SMIC and other Chinese pure-play foundries have recently seen dramatic decreases in fab utilization rates, according to sources at fab toolmakers.
With demand weakening and utilization rates falling, TSMC and other foundry houses, including China-based SMIC and Hua Hong, are slowing down their capacity expansions.
Chinese foundry houses face extra pressure, the sources said. Their utilization rates are nosediving, and worse still - government subsidies have dried up, the sources said, adding that they will have to wait until the government releases its next wave of subsidies.
The Chinese economy has yet to recover and consumer confidence remains low. There are many industry sectors that need the government to bail them out, but the government resources are limited, the sources said.

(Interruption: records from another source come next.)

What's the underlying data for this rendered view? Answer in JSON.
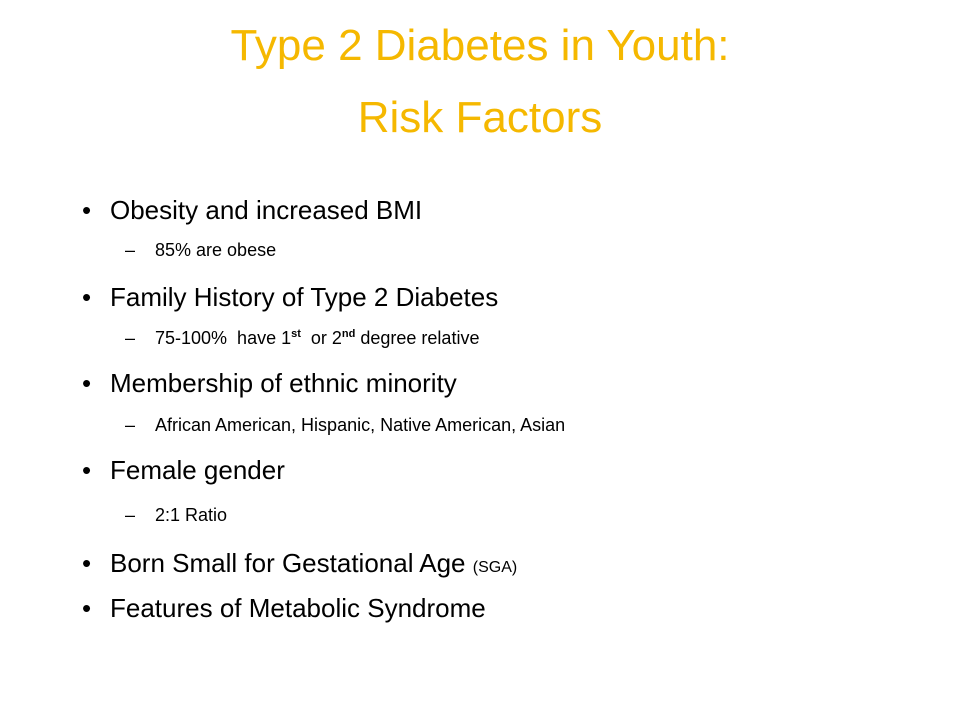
{
  "title": {
    "line1": "Type 2 Diabetes in Youth:",
    "line2": "Risk Factors"
  },
  "bullets": [
    {
      "text": "Obesity and increased BMI",
      "sub": "85% are obese"
    },
    {
      "text": "Family History of Type 2 Diabetes",
      "sub_parts": [
        "75-100%  have 1",
        "st",
        "  or 2",
        "nd",
        " degree relative"
      ]
    },
    {
      "text": "Membership of ethnic minority",
      "sub": "African American, Hispanic, Native American, Asian"
    },
    {
      "text": "Female gender",
      "sub": "2:1 Ratio"
    },
    {
      "text": "Born Small for Gestational Age",
      "note": "(SGA)"
    },
    {
      "text": "Features of Metabolic Syndrome"
    }
  ]
}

With government financial support stalling and utilization rates plummeting, the Chinese foundry houses have had no choice but suspend their capacity expansion plans, the sources said.
SMIC has been expanding capacity mostly in Beijing, Shenzhen and Shanghai. In 2022, it announced a plan to invest US$7.5 billion to build a 12-inch fab in Tianjin with monthly capacity of 100,000 wafers for manufacturing nodes from 0.18um to 28nm.
SMIC and other Chinese foundry houses highly depend on orders from local chip clients. But demand in the handset and consumer electronics markets remain in the doldrums, and demand from the automotive, networking and IoT market segments is also weakening, the sources said.
In Taiwan, TSMC has not lowered its capex budget but it is still slowing down the pace of expansion at home in order to prevent over-capacity. The sources said TSMC has delayed equipment and materials orders for the capacity expansion projects by six months to one year.
Vanguard International Semiconductor (VIS), Powerchip Semiconductor Manufacturing (PSMC) and United Microelectronics (UMC) have also delayed or scaled down their expansion plans. UMC, whose utilization rates dropped to 70% in the first quarter of 2023, has said it has already implemented strict measures for cost control and will push back some spending plans.
VIS has set its 2023 capex budget at about NT$10 billion (US$325.2 million), down 50% from the 2022 spending. PSMC's first-quarter 2023 utilization rates decreased to 60%. PSMC sharply axed its capex in 2022. Although it has increased its capex budget for 2023, it has pushed back the schedules for volume production at its new fabs.